L’esempio più recente è il «caso» denunciato dall’Ufficio Scolastico Regionale del Veneto. Ha scritto Gianna Fregonara sul Corriere del 1 settembre: «L’argomento è sensibile, la pratica complicata, le regole se troppo rigide rischiano di escludere dalla tutela anche coloro che ne hanno legittimamente diritto. Ma da quando la direttrice dell’USR del Veneto Carmela Palumbo ha denunciato che arrivano centinaia di richieste di «esonero» dall’attività in presenza da parte di docenti e di personale ausiliario, la questione è diventata il prossimo intoppo sulla strada per la riapertura delle scuole. Come in Veneto infatti anche il Liguria, in Campania e persino in Toscana, le domande sono migliaia. E i presidi non sanno che fare». Comportamenti come quello richiamato dal Corriere mettono a rischio i diritti di chi deve essere tutelato e alimentano quel pregiudizio che io stesso ho stigmatizzato. Ecco perché se qualcuno pensa di usare l’eventuale caos che potrebbe investire la scuola tra qualche settimana per liberarsi di una ministra sgradita rischia di segare anche il ramo sul quale è seduto.

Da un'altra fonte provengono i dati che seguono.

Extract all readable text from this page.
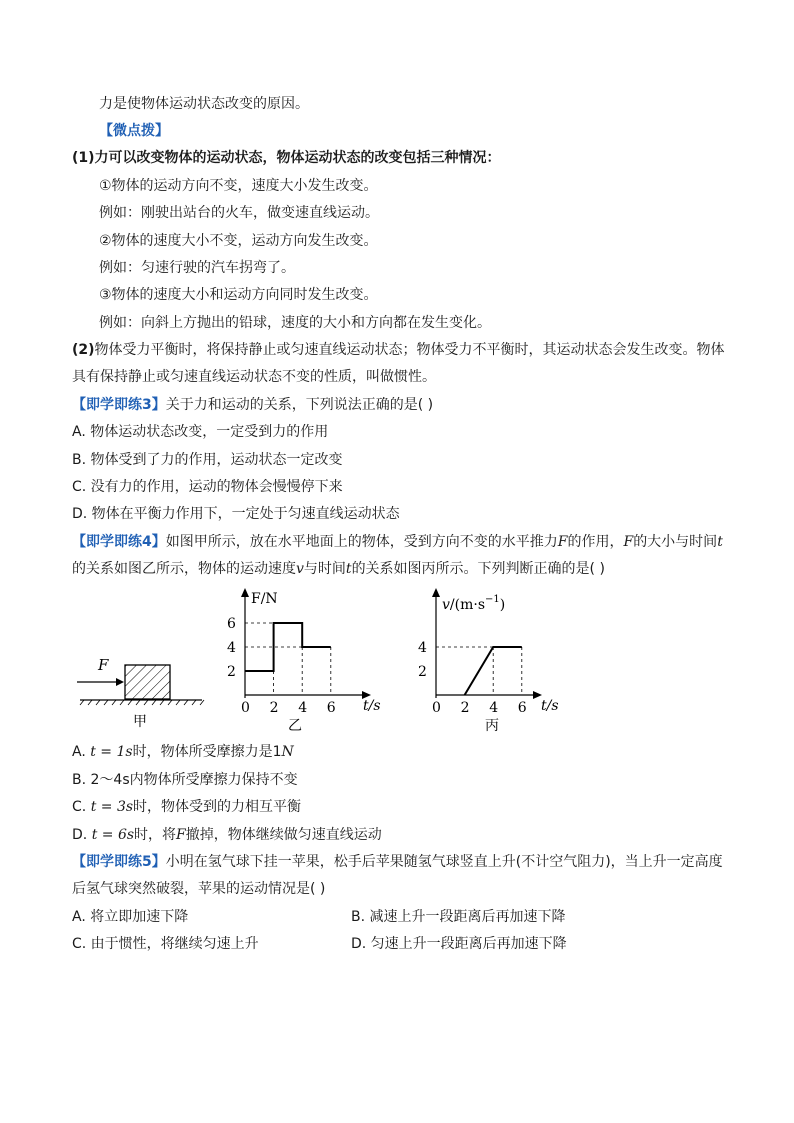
力是使物体运动状态改变的原因。
【微点拨】
(1)力可以改变物体的运动状态，物体运动状态的改变包括三种情况：
①物体的运动方向不变，速度大小发生改变。
例如：刚驶出站台的火车，做变速直线运动。
②物体的速度大小不变，运动方向发生改变。
例如：匀速行驶的汽车拐弯了。
③物体的速度大小和运动方向同时发生改变。
例如：向斜上方抛出的铅球，速度的大小和方向都在发生变化。
(2)物体受力平衡时，将保持静止或匀速直线运动状态；物体受力不平衡时，其运动状态会发生改变。物体
具有保持静止或匀速直线运动状态不变的性质，叫做惯性。
【即学即练3】关于力和运动的关系，下列说法正确的是( )
A. 物体运动状态改变，一定受到力的作用
B. 物体受到了力的作用，运动状态一定改变
C. 没有力的作用，运动的物体会慢慢停下来
D. 物体在平衡力作用下，一定处于匀速直线运动状态
【即学即练4】如图甲所示，放在水平地面上的物体，受到方向不变的水平推力F的作用，F的大小与时间t
的关系如图乙所示，物体的运动速度v与时间t的关系如图丙所示。下列判断正确的是( )
F
甲
F/N
t/s
2
4
6
0 2 4 6
乙
$v/(m\cdot s^{-1})$
t/s
2
4
0 2 4 6
丙
A. t = 1s时，物体所受摩擦力是1N
B. 2～4s内物体所受摩擦力保持不变
C. t = 3s时，物体受到的力相互平衡
D. t = 6s时，将F撤掉，物体继续做匀速直线运动
【即学即练5】小明在氢气球下挂一苹果，松手后苹果随氢气球竖直上升(不计空气阻力)，当上升一定高度
后氢气球突然破裂，苹果的运动情况是( )
A. 将立即加速下降	B. 减速上升一段距离后再加速下降
C. 由于惯性，将继续匀速上升	D. 匀速上升一段距离后再加速下降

Tra cogestione e incomunicabilità
Come se ne esce? Con quell’elemento di contesto che va aggiunto ai quattro punti cardinali illustrati nella prima parte di questo contributo. Se le irresponsabilità sono così ben distribuite tra soggetti diversi (commentatori, sindacati, amministrazione e decisori politici), la prima cosa da fare è cercare di responsabilizzarli tutti. Se tanta tensione e disagio reciproco disgrega la comunità educante, l’altra cosa da fare è creare le condizioni per una ricomposizione.
Sulla scuola serve una tregua: sul piano politico e sul piano sociale. Chiunque faccia il ministro deve poter contare su un appoggio bipartisan; non penso a governissimi o a commissariamenti da parte dei tecnici, ma una sorta di “patto di non belligeranza”. Un patto basato anche su un rapporto rinnovato della politica con i sindacati, che superi l’approccio prevalente fino ad oggi, quello che vede il pendolo oscillare tra cogestione e incomunicabilità. Un patto che consenta alla comunità educante di riscoprirsi tale.
Così metteremo al riparo ogni scelta dai cambi di maggioranza e alimenteremo un clima costruttivo, che dovrà accompagnare un percorso che non sarà breve. Questo vuol dire operare con metodo riformista, creando le condizioni per un salto di qualità da parte di tutti, abbandonando la via facile che vuole la scuola come terreno di scontro ideologico e strumento di consenso di breve periodo.
* L’autore, con Emanuele Contu, ha curato per i tipi del Mulino, il volume Liberare la scuola. Vent’anni di scuole autonome.